The beginning of the obsession was when I listened to the audio-book “The Enchanted April”. I was charmed by her wit, her description of the sights of Italy, her light touch.
Of course if an author’s first work you read is as charming as that,  you are motivated to explore other works by him/her. In this case it was easier since not only some of her other books in public domain, they were in fact available as audio-books at librivox. Then I heard “Princess Priscilla’s Fortnight”, another delightful read (listen?). Yet it only evoked a reaction of amused delight. But then, I read (heard once again) “Vera”, and instantly I was swept off my feet. This was something else – this was no ordinary writer. The power of the book was such that it is not enough to say that the end sent chills down my spine; I had a sensation of something closing in on me, so much was I Lucy (the protagonist) in that moment. I was mad at the author for denying me closure, aware of her cruelty in ending the book where she did, leaving the worst to my imagination.

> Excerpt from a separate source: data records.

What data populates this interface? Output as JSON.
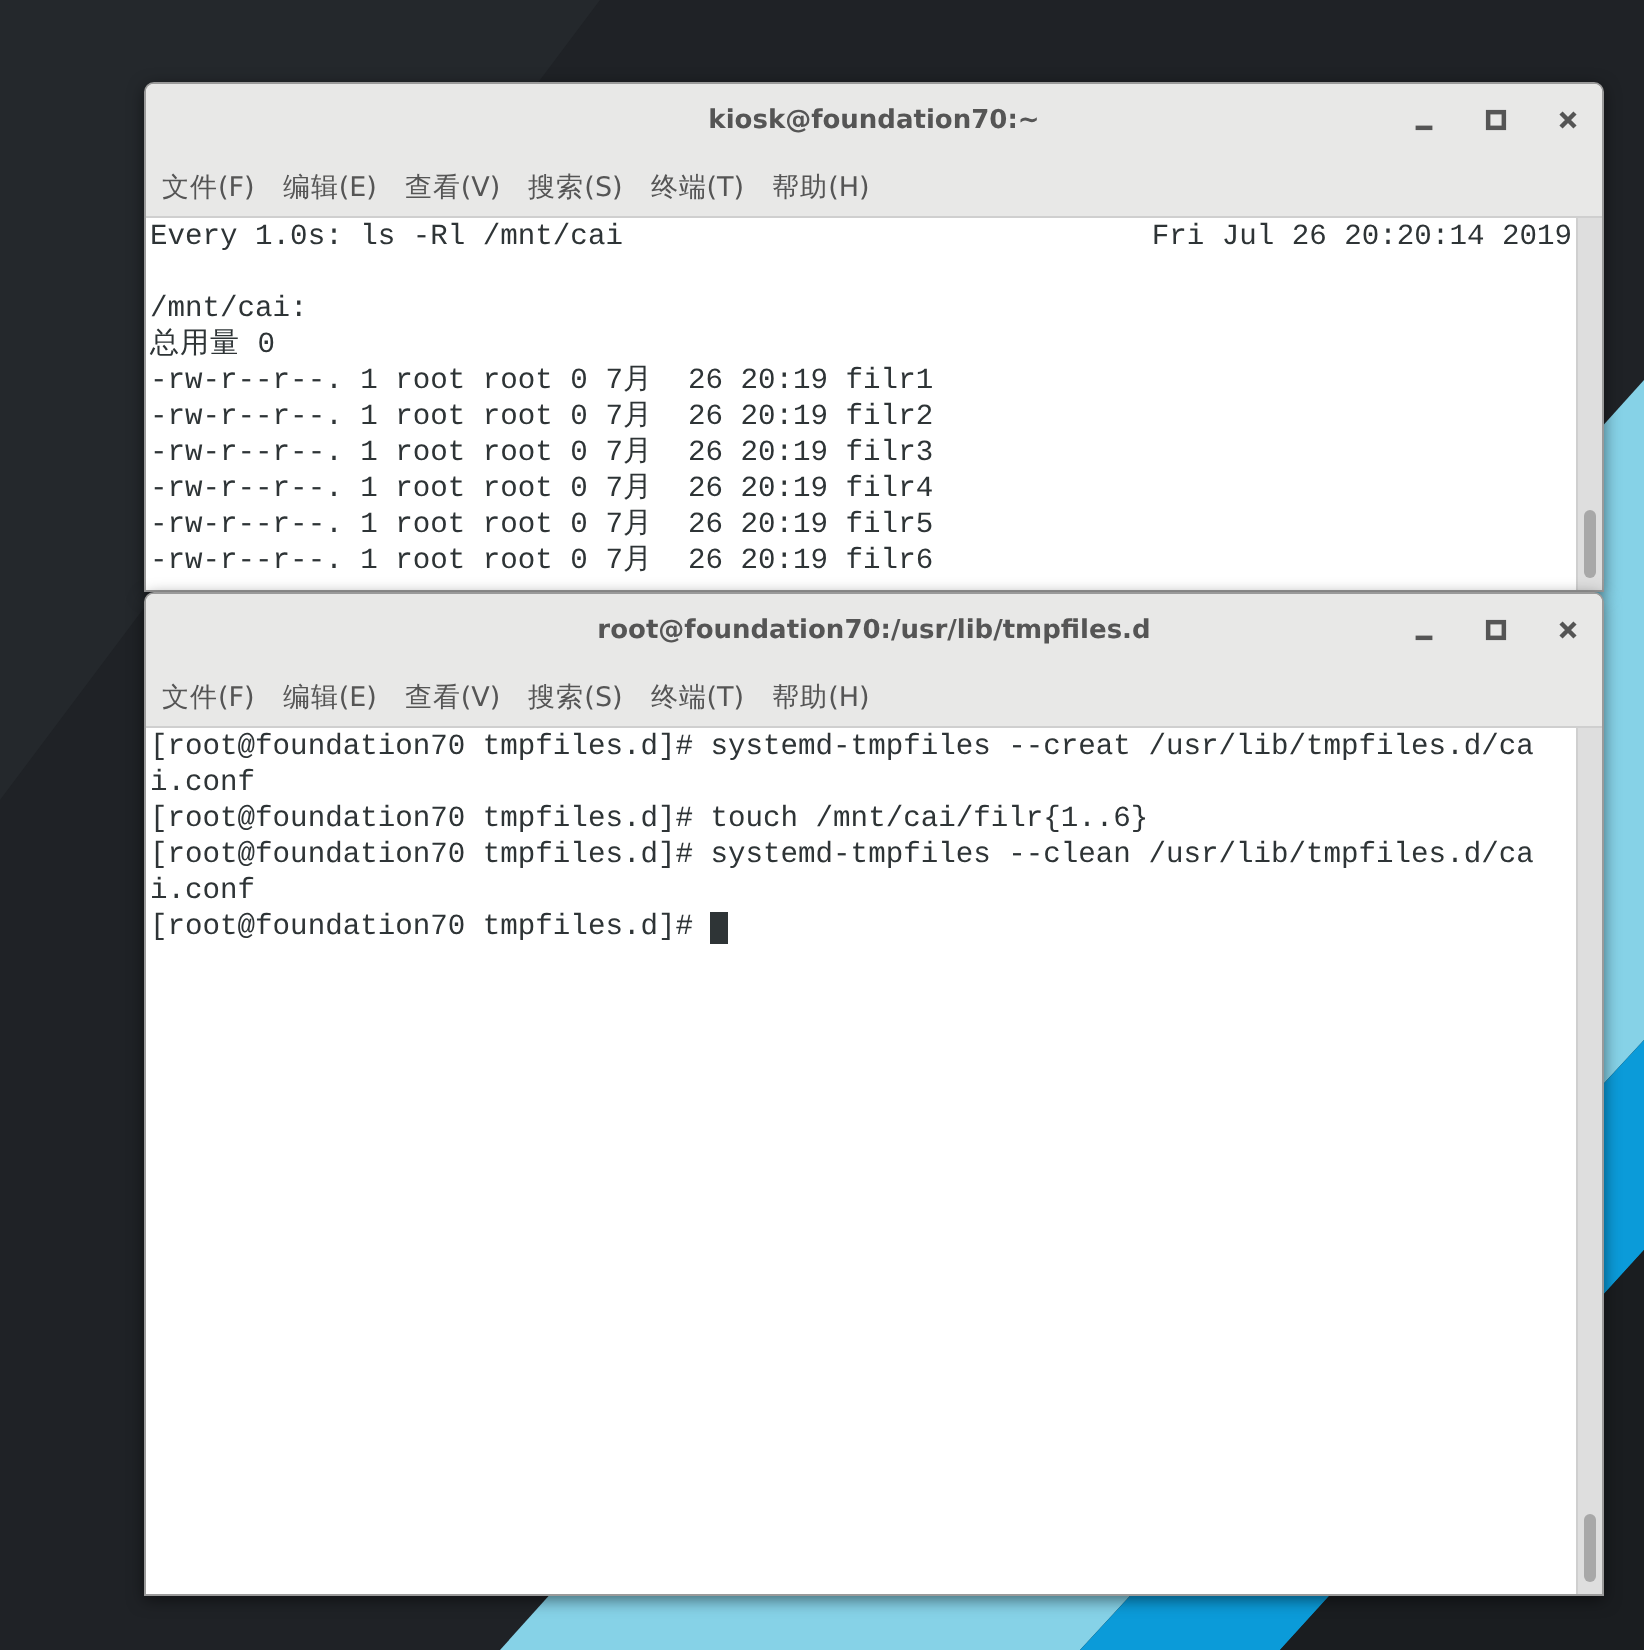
{
  "windows": [
    {
      "title": "kiosk@foundation70:~",
      "menu": [
        "文件(F)",
        "编辑(E)",
        "查看(V)",
        "搜索(S)",
        "终端(T)",
        "帮助(H)"
      ],
      "terminal": {
        "header": {
          "command": "Every 1.0s: ls -Rl /mnt/cai",
          "time": "Fri Jul 26 20:20:14 2019"
        },
        "lines": [
          "/mnt/cai:",
          "总用量 0",
          "-rw-r--r--. 1 root root 0 7月  26 20:19 filr1",
          "-rw-r--r--. 1 root root 0 7月  26 20:19 filr2",
          "-rw-r--r--. 1 root root 0 7月  26 20:19 filr3",
          "-rw-r--r--. 1 root root 0 7月  26 20:19 filr4",
          "-rw-r--r--. 1 root root 0 7月  26 20:19 filr5",
          "-rw-r--r--. 1 root root 0 7月  26 20:19 filr6"
        ]
      }
    },
    {
      "title": "root@foundation70:/usr/lib/tmpfiles.d",
      "menu": [
        "文件(F)",
        "编辑(E)",
        "查看(V)",
        "搜索(S)",
        "终端(T)",
        "帮助(H)"
      ],
      "terminal": {
        "lines": [
          "[root@foundation70 tmpfiles.d]# systemd-tmpfiles --creat /usr/lib/tmpfiles.d/ca",
          "i.conf",
          "[root@foundation70 tmpfiles.d]# touch /mnt/cai/filr{1..6}",
          "[root@foundation70 tmpfiles.d]# systemd-tmpfiles --clean /usr/lib/tmpfiles.d/ca",
          "i.conf",
          "[root@foundation70 tmpfiles.d]# "
        ],
        "cursor": true
      }
    }
  ]
}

I am an avid reader and never would you catch me without a book. But as every reader knows, this complete falling in love with an author is a rare emotion. After “Vera”, I went on a von Arnim spree. “The Pastor’s Wife” was just as wonderful but less cruel. In “Love” she does that again- that delaying the inevitable, denying to neatly wrap up the threads and leave the reader with the relief that the worst at least is over. “Christopher and Columbus” kept me smiling throughout, and its fairytale ending was a comfort. I read “The Adventures of Elizabeth in Rugen” in the train, laughing out loud and attracting stares. “In the mountains” and “Fräulein Schmidt and Mr Anstruther” are the books in which her spirit shines at its best.
I think she mentions in her autobiography (“All the dogs of my life”) that “Fräulein Schmidt” was her mouthpiece, and what a mouthpiece! There is no plot to prop the book up – it is the sheer beauty of her writing that creates a character you begin to love. Once again it is just the strength of her writing that creates a character so repulsive in “The Caravaners” that you want to fling the book across the room.

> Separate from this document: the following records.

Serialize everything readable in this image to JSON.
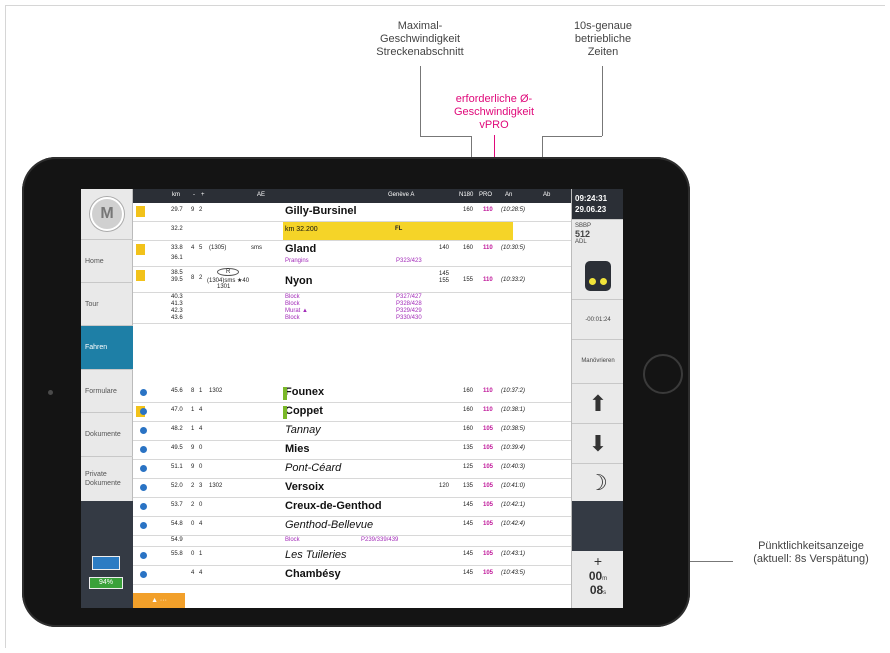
{
  "callouts": {
    "max_speed": [
      "Maximal-",
      "Geschwindigkeit",
      "Streckenabschnitt"
    ],
    "vpro": [
      "erforderliche Ø-",
      "Geschwindigkeit",
      "vPRO"
    ],
    "times": [
      "10s-genaue",
      "betriebliche",
      "Zeiten"
    ],
    "punctuality": [
      "Pünktlichkeitsanzeige",
      "(aktuell: 8s Verspätung)"
    ]
  },
  "nav": {
    "logo": "M",
    "items": [
      "Home",
      "Tour",
      "Fahren",
      "Formulare",
      "Dokumente",
      "Private Dokumente"
    ],
    "battery": "94%"
  },
  "header": {
    "km": "km",
    "minus": "-",
    "plus": "+",
    "ae": "AE",
    "route": "Genève A",
    "n": "N180",
    "pro": "PRO",
    "an": "An",
    "ab": "Ab"
  },
  "rows": [
    {
      "km": "29.7",
      "a": "9",
      "b": "2",
      "name": "Gilly-Bursinel",
      "n": "160",
      "pro": "110",
      "time": "(10:28:5)"
    },
    {
      "km": "32.2",
      "name": "km 32.200",
      "fl": "FL"
    },
    {
      "km": "33.8",
      "a": "4",
      "b": "5",
      "ae": "(1305)",
      "ae2": "sms",
      "name": "Gland",
      "vmax": "140",
      "n": "160",
      "pro": "110",
      "time": "(10:30:5)",
      "sub": "Prangins",
      "subref": "P323/423",
      "km2": "36.1"
    },
    {
      "km": "38.5",
      "km2": "39.5",
      "a": "8",
      "b": "2",
      "ae": "R",
      "ae2": "(1304)sms ★40",
      "ae3": "1301",
      "name": "Nyon",
      "vmax": "145",
      "vmax2": "155",
      "n": "155",
      "pro": "110",
      "time": "(10:33:2)"
    },
    {
      "blocks": [
        "Block",
        "Block",
        "Murat ▲",
        "Block"
      ],
      "refs": [
        "P327/427",
        "P328/428",
        "P329/429",
        "P330/430"
      ],
      "kms": [
        "40.3",
        "41.3",
        "42.3",
        "43.6"
      ]
    },
    {
      "km": "45.6",
      "a": "8",
      "b": "1",
      "ae": "1302",
      "name": "Founex",
      "n": "160",
      "pro": "110",
      "time": "(10:37:2)"
    },
    {
      "km": "47.0",
      "a": "1",
      "b": "4",
      "name": "Coppet",
      "n": "160",
      "pro": "110",
      "time": "(10:38:1)"
    },
    {
      "km": "48.2",
      "a": "1",
      "b": "4",
      "name": "Tannay",
      "n": "160",
      "pro": "105",
      "time": "(10:38:5)"
    },
    {
      "km": "49.5",
      "a": "9",
      "b": "0",
      "name": "Mies",
      "n": "135",
      "pro": "105",
      "time": "(10:39:4)"
    },
    {
      "km": "51.1",
      "a": "9",
      "b": "0",
      "name": "Pont-Céard",
      "n": "125",
      "pro": "105",
      "time": "(10:40:3)"
    },
    {
      "km": "52.0",
      "a": "2",
      "b": "3",
      "ae": "1302",
      "name": "Versoix",
      "vmax": "120",
      "n": "135",
      "pro": "105",
      "time": "(10:41:0)"
    },
    {
      "km": "53.7",
      "a": "2",
      "b": "0",
      "name": "Creux-de-Genthod",
      "n": "145",
      "pro": "105",
      "time": "(10:42:1)"
    },
    {
      "km": "54.8",
      "a": "0",
      "b": "4",
      "name": "Genthod-Bellevue",
      "n": "145",
      "pro": "105",
      "time": "(10:42:4)"
    },
    {
      "km": "54.9",
      "sub": "Block",
      "subref": "P239/339/439"
    },
    {
      "km": "55.8",
      "a": "0",
      "b": "1",
      "name": "Les Tuileries",
      "n": "145",
      "pro": "105",
      "time": "(10:43:1)"
    },
    {
      "km": "",
      "a": "4",
      "b": "4",
      "name": "Chambésy",
      "n": "145",
      "pro": "105",
      "time": "(10:43:5)"
    }
  ],
  "right_panel": {
    "clock": "09:24:31",
    "date": "29.06.23",
    "sbb": "SBBP",
    "train": "512",
    "adl": "ADL",
    "delay": "-00:01:24",
    "maneuver": "Manövrieren",
    "punct_plus": "+",
    "punct_min": "00",
    "punct_min_unit": "m",
    "punct_sec": "08",
    "punct_sec_unit": "s"
  }
}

I am now the happy and proud owner of the first editions of three of her books – “Father”, “Expiation” and “Introduction to Sally”. I am hoarding them up, delaying the pleasure of reading them just so that I have some unexplored work of hers.

The last time I had this feeling of falling in love with an author was when I read “The Moon Is Down” by John Steinbeck. Reading Steinbeck made me feel like I was talking to a gentle friend. Silly as it may sound, in Elizabeth von Arnim I feel like I have found an elder sister.